Actuellement, et pour les prochains mois, les essais se poursuivent chez des souris transgéniques qui expriment un HLA-DR humain. Mais en cas de confirmation des premiers résultats se posera la question des essais cliniques.
Un éventuel vaccin humain découlerait très directement du composé testé chez l'animal. Le sucre Tn restant constant, il suffirait en effet de substituer aux peptides de liaison avec le squelette carboné des peptides capables de stimuler des réponses CD4+ chez l'homme, indépendamment du groupe HLA. On envisage un motif antigénique du tétanos, ou un motif artificiel. Mais, dans tous les cas, la synthèse ne serait pas un obstacle. Pas d'obstacle non plus, a priori du moins, du côté de la toxicité, aucun effet secondaire n'ayant été relevé chez la souris.

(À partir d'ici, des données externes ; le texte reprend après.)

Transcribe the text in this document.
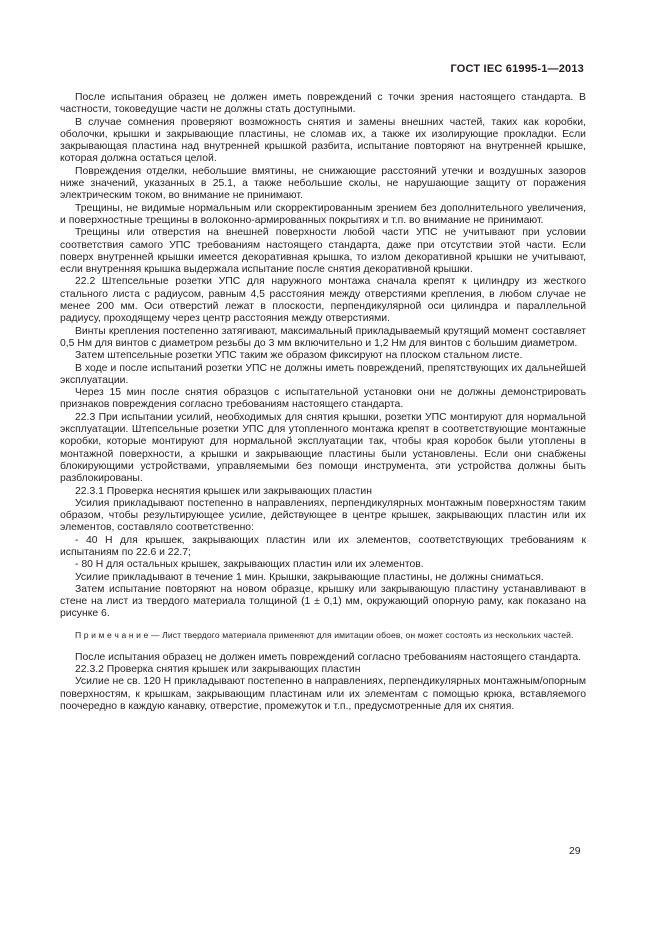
ГОСТ IEC 61995-1—2013

После испытания образец не должен иметь повреждений с точки зрения настоящего стандарта. В частности, токоведущие части не должны стать доступными.

В случае сомнения проверяют возможность снятия и замены внешних частей, таких как коробки, оболочки, крышки и закрывающие пластины, не сломав их, а также их изолирующие прокладки. Если закрывающая пластина над внутренней крышкой разбита, испытание повторяют на внутренней крышке, которая должна остаться целой.

Повреждения отделки, небольшие вмятины, не снижающие расстояний утечки и воздушных зазоров ниже значений, указанных в 25.1, а также небольшие сколы, не нарушающие защиту от поражения электрическим током, во внимание не принимают.

Трещины, не видимые нормальным или скорректированным зрением без дополнительного увеличения, и поверхностные трещины в волоконно-армированных покрытиях и т.п. во внимание не принимают.

Трещины или отверстия на внешней поверхности любой части УПС не учитывают при условии соответствия самого УПС требованиям настоящего стандарта, даже при отсутствии этой части. Если поверх внутренней крышки имеется декоративная крышка, то излом декоративной крышки не учитывают, если внутренняя крышка выдержала испытание после снятия декоративной крышки.

22.2 Штепсельные розетки УПС для наружного монтажа сначала крепят к цилиндру из жесткого стального листа с радиусом, равным 4,5 расстояния между отверстиями крепления, в любом случае не менее 200 мм. Оси отверстий лежат в плоскости, перпендикулярной оси цилиндра и параллельной радиусу, проходящему через центр расстояния между отверстиями.

Винты крепления постепенно затягивают, максимальный прикладываемый крутящий момент составляет 0,5 Нм для винтов с диаметром резьбы до 3 мм включительно и 1,2 Нм для винтов с большим диаметром.

Затем штепсельные розетки УПС таким же образом фиксируют на плоском стальном листе.

В ходе и после испытаний розетки УПС не должны иметь повреждений, препятствующих их дальнейшей эксплуатации.

Через 15 мин после снятия образцов с испытательной установки они не должны демонстрировать признаков повреждения согласно требованиям настоящего стандарта.

22.3 При испытании усилий, необходимых для снятия крышки, розетки УПС монтируют для нормальной эксплуатации. Штепсельные розетки УПС для утопленного монтажа крепят в соответствующие монтажные коробки, которые монтируют для нормальной эксплуатации так, чтобы края коробок были утоплены в монтажной поверхности, а крышки и закрывающие пластины были установлены. Если они снабжены блокирующими устройствами, управляемыми без помощи инструмента, эти устройства должны быть разблокированы.

22.3.1 Проверка неснятия крышек или закрывающих пластин

Усилия прикладывают постепенно в направлениях, перпендикулярных монтажным поверхностям таким образом, чтобы результирующее усилие, действующее в центре крышек, закрывающих пластин или их элементов, составляло соответственно:

- 40 Н для крышек, закрывающих пластин или их элементов, соответствующих требованиям к испытаниям по 22.6 и 22.7;

- 80 Н для остальных крышек, закрывающих пластин или их элементов.

Усилие прикладывают в течение 1 мин. Крышки, закрывающие пластины, не должны сниматься.

Затем испытание повторяют на новом образце, крышку или закрывающую пластину устанавливают в стене на лист из твердого материала толщиной (1 ± 0,1) мм, окружающий опорную раму, как показано на рисунке 6.

П р и м е ч а н и е — Лист твердого материала применяют для имитации обоев, он может состоять из нескольких частей.

После испытания образец не должен иметь повреждений согласно требованиям настоящего стандарта.

22.3.2 Проверка снятия крышек или закрывающих пластин

Усилие не св. 120 Н прикладывают постепенно в направлениях, перпендикулярных монтажным/опорным поверхностям, к крышкам, закрывающим пластинам или их элементам с помощью крюка, вставляемого поочередно в каждую канавку, отверстие, промежуток и т.п., предусмотренные для их снятия.

29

Enfin, les indications. On peut penser qu'une indication privilégiée serait le cancer de la prostate, qui exprime Tn fréquemment et fortement. Mais l'antigène est également porté par des cancers du sein, du côlon, du poumon. Concrètement, donc, il resterait à obtenir la participation de cliniciens et à faire fabriquer le composé en quantité et qualité adéquates pour un essai. Autrement dit, il faudra un partenaire industriel.
Avec toute la prudence qui s'impose, l'équipe de l'Institut Pasteur réfléchit déjà à cette étape. Des essais cliniques préliminaires pourraient d'ailleurs eux-mêmes déboucher sur des essais de vaccins couplés, induisant simultanément une immunité cellulaire et une immunité humorale : la voie la plus prometteuse, selon Claude Leclerc.
R. Lo-Man et coll. « The Journal of Immunology », 2001 ; 166.
Pause exceptionnelle de votre newsletter
En cuisine avec le Dr Dominique Dupagne
[VIDÉO] Recette d'été : la chakchouka
Florie Sullerot, présidente de l’Isnar-IMG : « Il y a encore beaucoup de zones de flou dans cette maquette de médecine générale »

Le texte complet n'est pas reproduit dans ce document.